Is the problem even storage related? In case CPU & Memory utilization doesn’t indicate a problem, it is probably your best bet to investigate storage performance next. There could be many reasons why a certain virtual machine is experiencing bad storage performance. Maybe it’s just a de-duplication or RAID rebuild task on the array? Or is a rouge VM (noisy neighbors) killing the storage performance? Or is it a even more complex problem, like a changed I/O pattern of certain application?
Looking at the storage array or on a particular LUN probably won’t provide you with the required level of detail, simply due to the lack of VM-awareness. And often there is a discrepancy between the latency the array reports and what the virtual machines are really experiencing.

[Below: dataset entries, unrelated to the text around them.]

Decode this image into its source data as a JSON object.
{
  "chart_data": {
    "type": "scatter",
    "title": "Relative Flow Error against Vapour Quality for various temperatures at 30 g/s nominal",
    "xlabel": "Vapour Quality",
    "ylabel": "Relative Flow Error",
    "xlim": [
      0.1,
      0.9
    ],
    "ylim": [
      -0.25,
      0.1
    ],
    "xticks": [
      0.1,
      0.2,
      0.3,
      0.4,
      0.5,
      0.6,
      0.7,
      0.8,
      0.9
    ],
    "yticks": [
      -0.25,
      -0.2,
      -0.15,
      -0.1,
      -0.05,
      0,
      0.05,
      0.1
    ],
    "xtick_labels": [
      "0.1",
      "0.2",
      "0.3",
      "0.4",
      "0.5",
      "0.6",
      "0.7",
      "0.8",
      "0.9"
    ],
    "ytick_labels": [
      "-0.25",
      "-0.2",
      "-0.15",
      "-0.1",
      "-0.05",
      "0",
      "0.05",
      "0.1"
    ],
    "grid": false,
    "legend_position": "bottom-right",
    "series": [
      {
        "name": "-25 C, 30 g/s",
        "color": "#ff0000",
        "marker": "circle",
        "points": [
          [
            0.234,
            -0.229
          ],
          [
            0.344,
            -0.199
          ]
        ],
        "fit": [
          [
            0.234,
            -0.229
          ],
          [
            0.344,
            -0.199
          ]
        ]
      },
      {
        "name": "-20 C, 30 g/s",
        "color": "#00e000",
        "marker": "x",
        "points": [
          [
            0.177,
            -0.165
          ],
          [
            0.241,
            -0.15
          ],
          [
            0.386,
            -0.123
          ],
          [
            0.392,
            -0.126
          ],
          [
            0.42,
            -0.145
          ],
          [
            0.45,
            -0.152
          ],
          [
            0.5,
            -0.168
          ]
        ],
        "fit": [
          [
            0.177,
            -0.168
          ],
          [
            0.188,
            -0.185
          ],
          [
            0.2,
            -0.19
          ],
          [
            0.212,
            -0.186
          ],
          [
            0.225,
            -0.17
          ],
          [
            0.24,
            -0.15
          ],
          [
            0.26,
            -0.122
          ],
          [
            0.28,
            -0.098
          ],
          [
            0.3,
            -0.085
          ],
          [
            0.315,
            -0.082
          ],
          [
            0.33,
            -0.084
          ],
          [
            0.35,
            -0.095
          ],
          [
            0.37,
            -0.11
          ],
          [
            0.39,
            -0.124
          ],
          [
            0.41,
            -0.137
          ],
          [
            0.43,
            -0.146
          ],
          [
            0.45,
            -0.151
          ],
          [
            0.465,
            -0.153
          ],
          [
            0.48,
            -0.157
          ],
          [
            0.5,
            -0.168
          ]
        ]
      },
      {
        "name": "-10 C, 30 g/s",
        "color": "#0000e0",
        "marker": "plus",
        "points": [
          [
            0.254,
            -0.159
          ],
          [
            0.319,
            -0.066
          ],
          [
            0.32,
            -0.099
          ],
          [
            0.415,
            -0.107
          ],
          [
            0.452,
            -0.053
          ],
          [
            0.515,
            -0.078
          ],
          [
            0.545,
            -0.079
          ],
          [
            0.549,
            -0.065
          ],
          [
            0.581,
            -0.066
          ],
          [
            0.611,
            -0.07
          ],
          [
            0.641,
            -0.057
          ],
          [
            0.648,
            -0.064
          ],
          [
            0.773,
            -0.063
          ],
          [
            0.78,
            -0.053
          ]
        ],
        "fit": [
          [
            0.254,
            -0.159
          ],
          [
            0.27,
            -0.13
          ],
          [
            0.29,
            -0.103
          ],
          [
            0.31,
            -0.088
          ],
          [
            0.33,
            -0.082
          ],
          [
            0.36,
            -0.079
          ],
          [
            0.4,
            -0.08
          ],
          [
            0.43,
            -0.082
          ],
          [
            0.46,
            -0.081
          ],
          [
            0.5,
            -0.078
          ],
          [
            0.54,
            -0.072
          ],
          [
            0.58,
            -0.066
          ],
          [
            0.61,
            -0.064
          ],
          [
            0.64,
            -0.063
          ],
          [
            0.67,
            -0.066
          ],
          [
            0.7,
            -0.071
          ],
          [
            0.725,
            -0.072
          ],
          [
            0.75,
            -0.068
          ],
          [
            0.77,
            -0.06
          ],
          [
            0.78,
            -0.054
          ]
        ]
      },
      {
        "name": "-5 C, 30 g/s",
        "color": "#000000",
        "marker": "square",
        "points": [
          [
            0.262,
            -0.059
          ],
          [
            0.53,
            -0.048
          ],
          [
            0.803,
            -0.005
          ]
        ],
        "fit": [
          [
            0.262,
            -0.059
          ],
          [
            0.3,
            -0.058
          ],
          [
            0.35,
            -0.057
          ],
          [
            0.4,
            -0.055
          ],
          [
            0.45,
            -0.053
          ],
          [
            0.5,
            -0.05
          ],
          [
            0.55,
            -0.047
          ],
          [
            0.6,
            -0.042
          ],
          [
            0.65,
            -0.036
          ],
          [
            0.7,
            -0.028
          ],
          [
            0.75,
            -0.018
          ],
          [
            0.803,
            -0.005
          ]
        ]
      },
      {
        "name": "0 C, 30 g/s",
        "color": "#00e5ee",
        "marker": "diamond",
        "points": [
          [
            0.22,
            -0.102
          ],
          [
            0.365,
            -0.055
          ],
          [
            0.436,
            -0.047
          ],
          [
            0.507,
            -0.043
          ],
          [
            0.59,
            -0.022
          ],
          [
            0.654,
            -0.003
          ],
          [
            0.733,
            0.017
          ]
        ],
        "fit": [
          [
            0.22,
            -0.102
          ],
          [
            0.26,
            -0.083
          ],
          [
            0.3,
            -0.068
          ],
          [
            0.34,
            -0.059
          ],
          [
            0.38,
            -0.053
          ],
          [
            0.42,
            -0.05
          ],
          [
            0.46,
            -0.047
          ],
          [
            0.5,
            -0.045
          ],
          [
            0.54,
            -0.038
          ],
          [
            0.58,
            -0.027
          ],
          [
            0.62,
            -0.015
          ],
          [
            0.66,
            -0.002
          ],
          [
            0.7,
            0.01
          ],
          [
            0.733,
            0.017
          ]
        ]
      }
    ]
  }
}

With the PernixData Architect Software you can now easily narrow down the problem.
You could start by looking at the individual VM which has been reported as being slow, or on a high level to get a better overall view across all VMs.
If you discover a spike, you for sure want to investigate it and “drill-down” into the problem. All you have to do, is to click the peak directly on the graph.
This will bring up a popup that instantly shows the top 10 VMs experiencing the highest latencies, or issuing the most IOPS, respectively causing the most throughput, depending on the typ of chart you are looking at.
One important detail to point out here is that the peak observed on a cluster level, represents aggregated data for all VMs in the Cluster.
While the spike was just around 20.6ms on a cluster level, this particular virtual machine it was actually observing a latency above 50ms for the read IOs.You can see that this view allows to select a Secondary Breakdown, to get not also the total VM observed latency, but also detailed insights about the individual read & write latency. In addition to that, a simple mouse over on the latency bar will also tell you the number of IOs that were related to high latency.
This is why it is important to get a detailed view on a virtual machine level to understand what individual VM is observing and not only taking for granted, that the VM really sees the exact latency the LUN on the array is reporting.
To verify that there is no rouge VM overloading the array, simply do the crosscheck and go to the IOPS & Throughput charts and check if a VM is issuing an unusual amount of IO.
Using these charts it has never been easier to identify problems like noisy neighbor VMs. I wish I had these in my admin & consulting days.
A first look at the Throughput chart could give a first indication what caused increased latency, but more on that in the next post.
Last but not least I would like to point out, that these Drill-Down Charts are also available when reviewing individual VMs in PernixData Architect. So if you are in the process of reviewing a virtual machines latency for instance, you can also drill down into the details, to get a better understanding of how the individual block sizes issued by the VM influenced the latency.